There’s a schedule we’re vaguely close to following. People are showing up more or less at their designated times. We’ve trudged through the first and longest day without any overly serious problems. Don’t get me started on people’s seeming inability to brief and then immediately go away so we can proceed on schedule to the next segment. This introvert will never understand the tendency to stand around, blocking the camera, glad handing for ten minutes once you’ve finished what you’re there to do. Personally, once my piece is finished, I want to be the first out the door. I’ve never felt the need or desire to mill around talking about what I just talked about when there was literally anything else I could be doing.

On a positive note, I haven’t had to worry about a giant tent blowing away during a freak thunderstorm, the caterer not making enough food for lunch, or issuing refunds for people wo decided to spend shit tons of money and then not show up. So I’ve got that going for me, which is nice. Still, from my wheelhouse down at the edge of the stage, the only good event is the one that’s already over.

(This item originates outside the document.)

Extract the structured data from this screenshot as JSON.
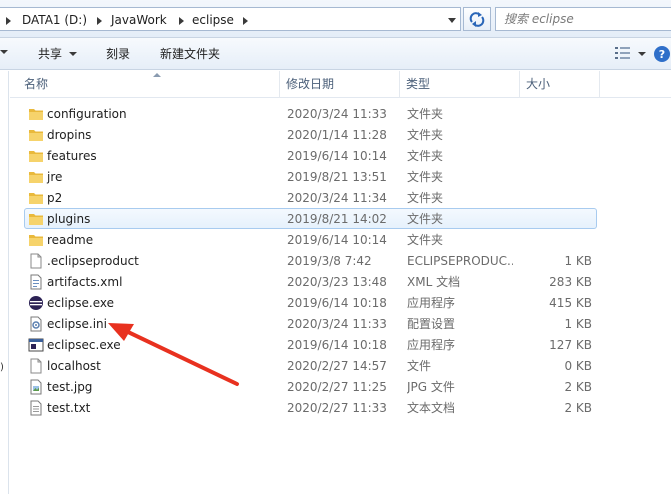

Another Tharp and Associates Production…

It’s the most ridiculous week of the year.

I spent most of the morning updating slides that were allegedly “final” three weeks ago. There’s always one more opportunity to swap out “glad” for “happy” for the 36th time, I suppose.

I should probably be happy. The inertia of large events is about to take control of this one and guide it down the slipway towards “mission complete” on Thursday afternoon. The only promise I ever make in the days before a Tharp and Associates Production is “Some things will go well. Some things will go badly. And a week after it’s over, no one will care except that it means we’ve checked that particular box for another circuit around the sun.”

This is the second year in a row that we’ve been forced to do everything “remotely.” Despite it being infinitely more manageable and cost effective, I can’t imagine that COVID-enforced way of doing things being allowed to persist in a post- COVID world. Before you know it, I’ll be back to talking to caterers, circus tent rental companies, stage and lighting designers, and the gaggle of other vendors you need to deal with to make sure every year is just a little bit bigger and more extravagant than the one before.

There are loads of future dates and activities that I look forward to, but I try not to make a habit of wishing my life away. All the same, if I were to go to sleep tonight and somehow wake up on Friday morning, I wouldn’t raise a word of protest.